On Nov 21, 2011, at 9:06 AM, chris wrote:
I'm using NLOpt to solve a (strictly convex) QP problem with box, linear and quadratic inequality constraints. I tried the MMA and SLSQP methods. In most cases, they both converge to a very good solution but SLSQP always gives an answer that satisfies the inequality constraints up to required precision, whereas MMA occasionally starts erring into the infeasible region (despite starting with a feasible point). Did I misunderstand the strict requirement of
feasibility of NLOpt ? (I can send an example .c file if that helps).

In general, NLopt only guarantees strict feasibility of all evaluations for box constraints (specified explicitly as lower/upper bounds); with other constraints, you should get something that converges towards a feasible point (to the attainable accuracy), but may stray outside the feasible region at intermediate steps.

MMA, in particular, has both "outer iterations" and "inner iterations" within each outer iteration.

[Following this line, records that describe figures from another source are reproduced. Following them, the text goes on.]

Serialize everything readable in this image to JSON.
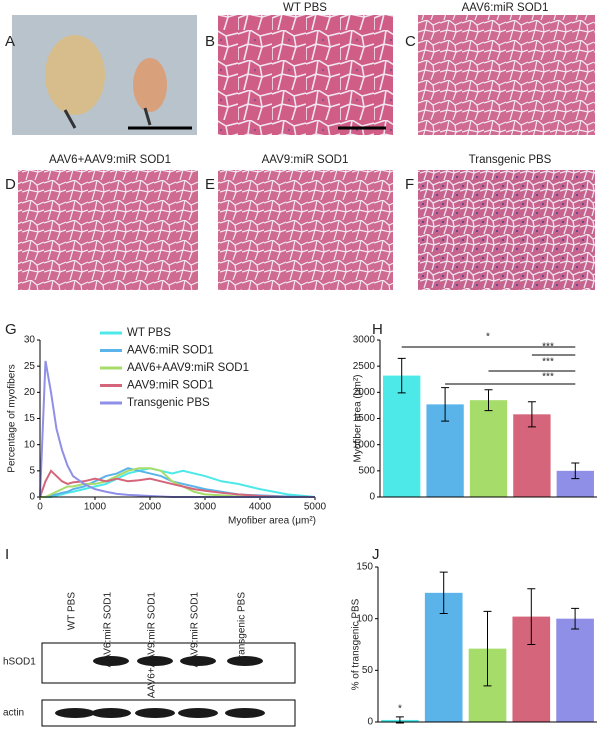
{
  "image_panels": [
    {
      "label": "A"
    },
    {
      "label": "B",
      "title": "WT PBS"
    },
    {
      "label": "C",
      "title": "AAV6:miR SOD1"
    },
    {
      "label": "D",
      "title": "AAV6+AAV9:miR SOD1"
    },
    {
      "label": "E",
      "title": "AAV9:miR SOD1"
    },
    {
      "label": "F",
      "title": "Transgenic PBS"
    }
  ],
  "chart_data": [
    {
      "type": "line",
      "label": "G",
      "ylabel": "Percentage of myofibers",
      "xlabel": "Myofiber area (μm²)",
      "x": [
        0,
        100,
        200,
        300,
        400,
        500,
        600,
        800,
        1000,
        1200,
        1400,
        1600,
        1800,
        2000,
        2200,
        2400,
        2600,
        2800,
        3000,
        3300,
        3600,
        4000,
        4500,
        5000
      ],
      "series": [
        {
          "name": "WT PBS",
          "color": "#4de8e8",
          "values": [
            0,
            0,
            0,
            0.3,
            0.5,
            0.8,
            1,
            1.5,
            2,
            2.5,
            3.5,
            4.5,
            5,
            5.5,
            5,
            4.5,
            5,
            4.5,
            4,
            3,
            2.5,
            1.5,
            0.5,
            0
          ]
        },
        {
          "name": "AAV6:miR SOD1",
          "color": "#5ab4ea",
          "values": [
            0,
            0,
            0.3,
            0.5,
            0.8,
            1,
            1.5,
            2,
            3,
            4,
            4.5,
            5.5,
            5,
            4.5,
            4,
            3,
            2.5,
            2,
            1.5,
            1,
            0.5,
            0.3,
            0.1,
            0
          ]
        },
        {
          "name": "AAV6+AAV9:miR SOD1",
          "color": "#a6dc6a",
          "values": [
            0,
            0,
            0.5,
            1,
            1.5,
            2,
            2,
            2.5,
            2.5,
            3,
            4,
            5,
            5.5,
            5.5,
            5,
            3,
            2,
            1,
            0.5,
            0.3,
            0.1,
            0,
            0,
            0
          ]
        },
        {
          "name": "AAV9:miR SOD1",
          "color": "#d4657a",
          "values": [
            0,
            3,
            5,
            4,
            3,
            2.5,
            2.8,
            3,
            3.5,
            3,
            3.5,
            3,
            3.2,
            3.5,
            3,
            2.5,
            2,
            1.5,
            1.2,
            0.8,
            0.5,
            0.2,
            0,
            0
          ]
        },
        {
          "name": "Transgenic PBS",
          "color": "#8f8fe8",
          "values": [
            0,
            26,
            20,
            13,
            9,
            6,
            4,
            2.5,
            1.5,
            1,
            0.6,
            0.4,
            0.3,
            0.2,
            0.1,
            0,
            0,
            0,
            0,
            0,
            0,
            0,
            0,
            0
          ]
        }
      ],
      "xlim": [
        0,
        5000
      ],
      "xticks": [
        0,
        1000,
        2000,
        3000,
        4000,
        5000
      ],
      "ylim": [
        0,
        30
      ],
      "yticks": [
        0,
        5,
        10,
        15,
        20,
        25,
        30
      ]
    },
    {
      "type": "bar",
      "label": "H",
      "ylabel": "Myofiber area (μm²)",
      "categories": [
        null,
        null,
        null,
        null,
        null
      ],
      "values": [
        2320,
        1770,
        1850,
        1580,
        500
      ],
      "errors": [
        330,
        320,
        200,
        240,
        150
      ],
      "colors": [
        "#4de8e8",
        "#5ab4ea",
        "#a6dc6a",
        "#d4657a",
        "#8f8fe8"
      ],
      "annotations": [
        "*",
        "***",
        "***",
        "***"
      ],
      "ylim": [
        0,
        3000
      ],
      "yticks": [
        0,
        500,
        1000,
        1500,
        2000,
        2500,
        3000
      ]
    },
    {
      "type": "bar",
      "label": "J",
      "ylabel": "% of transgenic PBS",
      "categories": [
        null,
        null,
        null,
        null,
        null
      ],
      "values": [
        2,
        125,
        71,
        102,
        100
      ],
      "errors": [
        3,
        20,
        36,
        27,
        10
      ],
      "colors": [
        "#4de8e8",
        "#5ab4ea",
        "#a6dc6a",
        "#d4657a",
        "#8f8fe8"
      ],
      "annotations": [
        "*"
      ],
      "ylim": [
        0,
        150
      ],
      "yticks": [
        0,
        50,
        100,
        150
      ]
    }
  ],
  "blot": {
    "label": "I",
    "lanes": [
      "WT PBS",
      "AAV6:miR SOD1",
      "AAV6+AAV9:miR SOD1",
      "AAV9:miR SOD1",
      "Transgenic PBS"
    ],
    "rows": [
      "hSOD1",
      "actin"
    ]
  }
}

The outer iterations are guaranteed to be feasible (from a feasible starting point), but the inner iterations may evaluate the function at points outside the feasible region. It should only return the result of an outer iteration, however, i.e. a feasible point.

When you say "MMA occasionally starts erring into the infeasible region" are you talking about the return value of the optimization, or just about intermediate steps prior to return? In the latter case there is no guarantee of feasibility.